The pāreu or pareo (see below) is the Cook Islands and Tahitian word for a wraparound skirt. Originally it was used only to refer to women's skirts, as men wore a loincloth, called a maro. Nowadays the term is applied to any piece of cloth worn wrapped around the body, worn by males or females. It is related to the Malay sarong, Sāmoan lavalava, Tongan tupenu and other such garments of the Pacific Islands such as the islands of Hawaiʻi, Marquesas, Aotearoa, and Fiji.
In contemporary Tahitian the right word is pāreu (singular: te pāreu, plural: te mau pāreu), with the pronunciation of the word with a long a (hold the sound for two beats rather than just one) and the e and u pronounced separately, rather than slurred into a diphthong. It is not clear where the variant pareo comes from. It might be an old dialectic variant or an early explorers' misinterpretation. But both terms were already used in the 19th century (the Dutch geographic magazine De Aarde en haar Volken of 1887 had a few Southseas articles, some of them using pāreu, others pareo). Nowadays, however, pareo can be considered as the English-language form of the word (plural pareos), much less likely subject to mispronunciation.
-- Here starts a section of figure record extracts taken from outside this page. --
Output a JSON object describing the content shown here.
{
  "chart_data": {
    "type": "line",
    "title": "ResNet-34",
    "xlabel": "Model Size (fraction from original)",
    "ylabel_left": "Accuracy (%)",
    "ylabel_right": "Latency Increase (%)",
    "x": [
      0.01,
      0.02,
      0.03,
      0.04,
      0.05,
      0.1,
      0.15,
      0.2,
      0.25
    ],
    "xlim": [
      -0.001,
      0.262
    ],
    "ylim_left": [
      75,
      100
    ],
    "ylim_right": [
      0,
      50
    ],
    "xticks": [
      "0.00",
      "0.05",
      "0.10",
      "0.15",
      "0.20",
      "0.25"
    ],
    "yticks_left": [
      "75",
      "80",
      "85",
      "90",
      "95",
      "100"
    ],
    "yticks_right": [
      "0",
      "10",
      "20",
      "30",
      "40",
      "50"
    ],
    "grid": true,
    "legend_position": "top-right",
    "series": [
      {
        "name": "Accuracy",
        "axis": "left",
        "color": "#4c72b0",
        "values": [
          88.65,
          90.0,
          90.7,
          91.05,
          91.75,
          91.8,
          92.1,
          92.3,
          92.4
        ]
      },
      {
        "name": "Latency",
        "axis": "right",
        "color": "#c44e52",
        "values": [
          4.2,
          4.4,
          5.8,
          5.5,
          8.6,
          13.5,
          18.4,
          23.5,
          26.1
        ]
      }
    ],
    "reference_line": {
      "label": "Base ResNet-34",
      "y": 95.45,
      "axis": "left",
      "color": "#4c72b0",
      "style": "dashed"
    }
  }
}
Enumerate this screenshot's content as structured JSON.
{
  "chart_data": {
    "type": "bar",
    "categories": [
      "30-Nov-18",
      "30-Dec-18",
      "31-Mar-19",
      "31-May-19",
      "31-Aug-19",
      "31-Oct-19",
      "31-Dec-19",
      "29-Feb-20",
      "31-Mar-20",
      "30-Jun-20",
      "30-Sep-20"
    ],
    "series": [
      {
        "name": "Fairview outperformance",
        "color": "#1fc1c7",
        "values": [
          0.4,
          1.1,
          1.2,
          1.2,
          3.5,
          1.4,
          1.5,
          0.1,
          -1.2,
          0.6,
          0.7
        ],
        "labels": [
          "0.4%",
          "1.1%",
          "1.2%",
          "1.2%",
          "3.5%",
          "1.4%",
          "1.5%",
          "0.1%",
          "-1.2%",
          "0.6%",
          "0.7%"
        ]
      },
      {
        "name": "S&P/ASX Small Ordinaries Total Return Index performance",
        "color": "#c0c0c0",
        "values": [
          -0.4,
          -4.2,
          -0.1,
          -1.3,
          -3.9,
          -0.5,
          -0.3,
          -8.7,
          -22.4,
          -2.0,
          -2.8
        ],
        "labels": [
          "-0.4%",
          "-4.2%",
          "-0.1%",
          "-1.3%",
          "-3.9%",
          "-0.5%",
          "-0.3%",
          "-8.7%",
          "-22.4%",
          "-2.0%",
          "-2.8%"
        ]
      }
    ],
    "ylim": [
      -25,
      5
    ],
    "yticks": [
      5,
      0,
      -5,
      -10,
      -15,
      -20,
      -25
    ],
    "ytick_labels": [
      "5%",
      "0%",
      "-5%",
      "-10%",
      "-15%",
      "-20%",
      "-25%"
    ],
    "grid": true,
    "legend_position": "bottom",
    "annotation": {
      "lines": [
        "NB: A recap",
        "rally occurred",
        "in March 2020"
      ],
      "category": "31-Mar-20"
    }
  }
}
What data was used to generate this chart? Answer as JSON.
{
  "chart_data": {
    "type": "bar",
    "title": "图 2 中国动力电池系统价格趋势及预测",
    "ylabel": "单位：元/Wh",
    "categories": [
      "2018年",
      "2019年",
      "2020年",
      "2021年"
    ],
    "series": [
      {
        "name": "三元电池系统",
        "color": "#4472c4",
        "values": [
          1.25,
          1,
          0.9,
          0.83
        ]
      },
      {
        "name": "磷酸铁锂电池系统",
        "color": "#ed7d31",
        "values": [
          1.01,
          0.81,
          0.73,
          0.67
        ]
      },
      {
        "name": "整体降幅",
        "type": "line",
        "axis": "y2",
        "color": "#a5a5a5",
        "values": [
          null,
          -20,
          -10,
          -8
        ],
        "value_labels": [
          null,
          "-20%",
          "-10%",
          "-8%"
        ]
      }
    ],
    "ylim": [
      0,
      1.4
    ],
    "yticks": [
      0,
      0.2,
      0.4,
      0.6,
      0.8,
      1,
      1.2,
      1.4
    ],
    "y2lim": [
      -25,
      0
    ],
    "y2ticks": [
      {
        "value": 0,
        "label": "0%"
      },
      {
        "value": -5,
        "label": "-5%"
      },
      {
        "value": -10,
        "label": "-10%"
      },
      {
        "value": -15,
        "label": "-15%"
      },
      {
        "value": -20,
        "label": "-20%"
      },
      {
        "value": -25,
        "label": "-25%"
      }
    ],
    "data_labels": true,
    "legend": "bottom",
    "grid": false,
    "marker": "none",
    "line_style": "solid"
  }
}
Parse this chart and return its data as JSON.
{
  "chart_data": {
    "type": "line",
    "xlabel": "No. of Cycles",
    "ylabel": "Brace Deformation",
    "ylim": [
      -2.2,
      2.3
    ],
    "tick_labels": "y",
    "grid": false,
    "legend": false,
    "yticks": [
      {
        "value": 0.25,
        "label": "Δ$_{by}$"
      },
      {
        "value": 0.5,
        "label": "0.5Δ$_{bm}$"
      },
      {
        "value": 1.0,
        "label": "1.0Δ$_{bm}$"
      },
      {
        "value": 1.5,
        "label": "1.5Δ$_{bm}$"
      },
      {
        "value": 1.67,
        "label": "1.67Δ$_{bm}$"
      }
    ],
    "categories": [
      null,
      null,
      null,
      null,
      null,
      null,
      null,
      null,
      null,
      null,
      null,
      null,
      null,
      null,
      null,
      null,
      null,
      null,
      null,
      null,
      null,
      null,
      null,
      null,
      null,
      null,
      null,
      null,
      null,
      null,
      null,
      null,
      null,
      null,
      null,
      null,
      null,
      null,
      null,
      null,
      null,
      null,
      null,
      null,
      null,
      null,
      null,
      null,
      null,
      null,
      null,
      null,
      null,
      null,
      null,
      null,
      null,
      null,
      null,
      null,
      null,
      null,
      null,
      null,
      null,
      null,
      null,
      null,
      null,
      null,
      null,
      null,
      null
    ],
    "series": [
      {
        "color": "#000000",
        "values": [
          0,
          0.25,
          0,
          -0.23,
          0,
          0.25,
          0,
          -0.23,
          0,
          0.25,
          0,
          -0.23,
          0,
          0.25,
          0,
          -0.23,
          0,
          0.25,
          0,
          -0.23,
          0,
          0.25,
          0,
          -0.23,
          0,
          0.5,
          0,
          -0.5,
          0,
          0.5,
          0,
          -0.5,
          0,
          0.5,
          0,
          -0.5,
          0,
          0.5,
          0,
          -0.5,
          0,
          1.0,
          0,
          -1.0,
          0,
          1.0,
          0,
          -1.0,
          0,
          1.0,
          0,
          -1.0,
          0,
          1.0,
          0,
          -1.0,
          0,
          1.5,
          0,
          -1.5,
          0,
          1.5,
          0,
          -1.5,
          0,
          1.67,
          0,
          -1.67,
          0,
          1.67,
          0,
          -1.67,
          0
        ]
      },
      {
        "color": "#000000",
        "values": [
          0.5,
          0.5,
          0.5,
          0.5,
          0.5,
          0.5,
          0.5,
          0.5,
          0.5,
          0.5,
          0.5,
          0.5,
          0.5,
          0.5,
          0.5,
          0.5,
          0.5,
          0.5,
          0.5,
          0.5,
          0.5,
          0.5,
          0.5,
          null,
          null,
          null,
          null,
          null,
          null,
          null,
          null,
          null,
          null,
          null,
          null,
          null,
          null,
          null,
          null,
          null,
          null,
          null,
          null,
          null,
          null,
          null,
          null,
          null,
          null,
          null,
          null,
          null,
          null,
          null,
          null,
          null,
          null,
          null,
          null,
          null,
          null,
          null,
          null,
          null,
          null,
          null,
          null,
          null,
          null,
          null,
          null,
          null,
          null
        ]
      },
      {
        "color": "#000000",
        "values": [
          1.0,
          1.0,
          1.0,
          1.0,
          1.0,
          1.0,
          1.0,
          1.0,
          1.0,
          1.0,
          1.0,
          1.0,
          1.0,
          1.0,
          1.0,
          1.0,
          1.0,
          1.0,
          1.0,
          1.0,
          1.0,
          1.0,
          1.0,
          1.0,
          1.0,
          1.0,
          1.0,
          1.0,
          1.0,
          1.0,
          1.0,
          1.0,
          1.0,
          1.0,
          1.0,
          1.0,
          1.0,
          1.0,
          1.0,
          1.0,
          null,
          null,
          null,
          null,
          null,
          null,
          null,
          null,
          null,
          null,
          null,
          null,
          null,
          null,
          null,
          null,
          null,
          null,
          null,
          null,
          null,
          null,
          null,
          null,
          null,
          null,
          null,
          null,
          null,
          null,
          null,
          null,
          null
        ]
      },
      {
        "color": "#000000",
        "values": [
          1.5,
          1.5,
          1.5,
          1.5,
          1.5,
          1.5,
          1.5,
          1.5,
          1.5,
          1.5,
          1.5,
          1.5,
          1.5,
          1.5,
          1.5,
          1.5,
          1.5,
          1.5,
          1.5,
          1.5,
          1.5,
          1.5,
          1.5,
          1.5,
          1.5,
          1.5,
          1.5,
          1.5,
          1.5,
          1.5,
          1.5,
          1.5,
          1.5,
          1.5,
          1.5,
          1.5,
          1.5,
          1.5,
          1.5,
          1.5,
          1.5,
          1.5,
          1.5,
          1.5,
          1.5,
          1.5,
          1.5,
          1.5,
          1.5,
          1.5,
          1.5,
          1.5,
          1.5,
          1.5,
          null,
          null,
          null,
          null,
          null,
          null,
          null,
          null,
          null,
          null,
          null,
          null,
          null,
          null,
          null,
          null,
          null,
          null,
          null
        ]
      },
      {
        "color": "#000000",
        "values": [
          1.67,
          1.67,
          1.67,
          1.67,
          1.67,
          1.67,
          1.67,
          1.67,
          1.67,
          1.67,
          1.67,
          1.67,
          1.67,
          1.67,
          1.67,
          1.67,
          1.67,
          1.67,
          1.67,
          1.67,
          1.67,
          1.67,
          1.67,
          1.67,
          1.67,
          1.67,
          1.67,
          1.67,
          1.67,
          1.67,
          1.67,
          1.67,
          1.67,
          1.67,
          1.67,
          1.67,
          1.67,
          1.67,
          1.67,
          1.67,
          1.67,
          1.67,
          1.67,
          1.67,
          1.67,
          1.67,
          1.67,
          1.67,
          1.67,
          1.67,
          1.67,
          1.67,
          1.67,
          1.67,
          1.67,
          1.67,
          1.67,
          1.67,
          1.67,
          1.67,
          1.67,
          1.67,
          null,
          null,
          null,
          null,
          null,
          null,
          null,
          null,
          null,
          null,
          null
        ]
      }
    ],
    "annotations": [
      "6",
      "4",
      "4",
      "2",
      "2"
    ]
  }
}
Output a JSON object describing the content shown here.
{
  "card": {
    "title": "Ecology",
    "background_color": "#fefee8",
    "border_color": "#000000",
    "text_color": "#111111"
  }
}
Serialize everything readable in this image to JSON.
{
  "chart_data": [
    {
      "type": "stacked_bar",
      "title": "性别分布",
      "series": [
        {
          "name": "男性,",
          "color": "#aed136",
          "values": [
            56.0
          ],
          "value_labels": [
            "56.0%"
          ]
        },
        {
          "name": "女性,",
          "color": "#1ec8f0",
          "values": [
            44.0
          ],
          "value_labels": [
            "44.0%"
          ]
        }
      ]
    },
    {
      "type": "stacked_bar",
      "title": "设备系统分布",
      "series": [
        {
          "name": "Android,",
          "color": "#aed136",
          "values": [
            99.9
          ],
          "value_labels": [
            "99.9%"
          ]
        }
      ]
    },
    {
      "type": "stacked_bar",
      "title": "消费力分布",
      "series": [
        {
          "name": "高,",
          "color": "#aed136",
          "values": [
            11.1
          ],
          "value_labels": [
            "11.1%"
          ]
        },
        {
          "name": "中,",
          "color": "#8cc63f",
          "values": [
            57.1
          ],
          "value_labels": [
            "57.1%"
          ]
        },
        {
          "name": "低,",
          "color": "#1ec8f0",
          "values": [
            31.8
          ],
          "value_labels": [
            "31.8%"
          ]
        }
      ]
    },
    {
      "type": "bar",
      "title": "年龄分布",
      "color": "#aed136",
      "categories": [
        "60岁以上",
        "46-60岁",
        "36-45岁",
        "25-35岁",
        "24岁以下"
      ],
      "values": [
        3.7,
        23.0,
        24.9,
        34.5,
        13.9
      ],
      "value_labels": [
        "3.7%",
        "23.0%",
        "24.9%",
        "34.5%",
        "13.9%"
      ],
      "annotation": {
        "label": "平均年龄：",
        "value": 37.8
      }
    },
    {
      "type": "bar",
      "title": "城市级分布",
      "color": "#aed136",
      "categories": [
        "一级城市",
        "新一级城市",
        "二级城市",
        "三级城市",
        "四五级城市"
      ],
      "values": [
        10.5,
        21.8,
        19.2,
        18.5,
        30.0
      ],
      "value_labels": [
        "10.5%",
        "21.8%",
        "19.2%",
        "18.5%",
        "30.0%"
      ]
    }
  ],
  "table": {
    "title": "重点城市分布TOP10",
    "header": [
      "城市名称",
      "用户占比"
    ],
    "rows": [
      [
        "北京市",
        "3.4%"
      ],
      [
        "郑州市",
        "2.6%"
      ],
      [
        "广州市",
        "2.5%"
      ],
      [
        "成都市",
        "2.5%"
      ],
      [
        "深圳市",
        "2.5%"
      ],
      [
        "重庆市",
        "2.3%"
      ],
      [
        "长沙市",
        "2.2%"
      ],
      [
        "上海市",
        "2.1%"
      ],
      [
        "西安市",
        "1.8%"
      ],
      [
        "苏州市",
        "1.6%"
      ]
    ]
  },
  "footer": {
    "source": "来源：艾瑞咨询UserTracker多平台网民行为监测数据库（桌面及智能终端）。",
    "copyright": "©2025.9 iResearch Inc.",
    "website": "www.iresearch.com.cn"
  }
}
The Tahitian pāreu are among the most colourful and bright of the Pacific. Originally flower patterns, the hibiscus flowers in particular, or traditional tapa patterns, were printed in bright colours on a cotton sheet of about 90 or 120 cm wide and 180 cm long. Nowadays they are also made in Tahiti itself and dye painting with varying colours is popular as well.
A pāreu can be worn in many ways. Women will usually wrap it around their upper body, covering it from breasts to above the knees. Either they rely on their breasts for it not to slide down, or they may wrap a corner around their shoulder or their neck. In more traditional surroundings the covering of the upper body is less important, but the covering of the thighs is. Then it is worn as a longer skirt. Men wear it as a short skirt, or may even make shorts out of it, especially when fishing or working in the bush where freedom of movement of the legs is needed. But during quiet, cooler nights at home, they may wear it as a long skirt too.
The ends of the pāreu are normally just tucked in, kept in place by friction only. No pins or other means are used. Only when as dress worn around the neck or shoulders, ends are knotted together. When it comes loose a few times per day, the wearer will just pull it tight again or rewrap him/herself. Nevertheless, when a lot of movement occurs, at heavy work or dancing for example, wearing a belt over it around the waist is common too. The ease of undoing it is not a burden, but rather a blessing. A woman (or man) may start her daily work on a colder morning wearing her pāreu as a long skirt and with a shirt. When it comes loose, the day may have warmed up enough for her to redo it as a shorter skirt. Again, some time later, she may discard her warm shirt and rewrap her pāreu as a dress.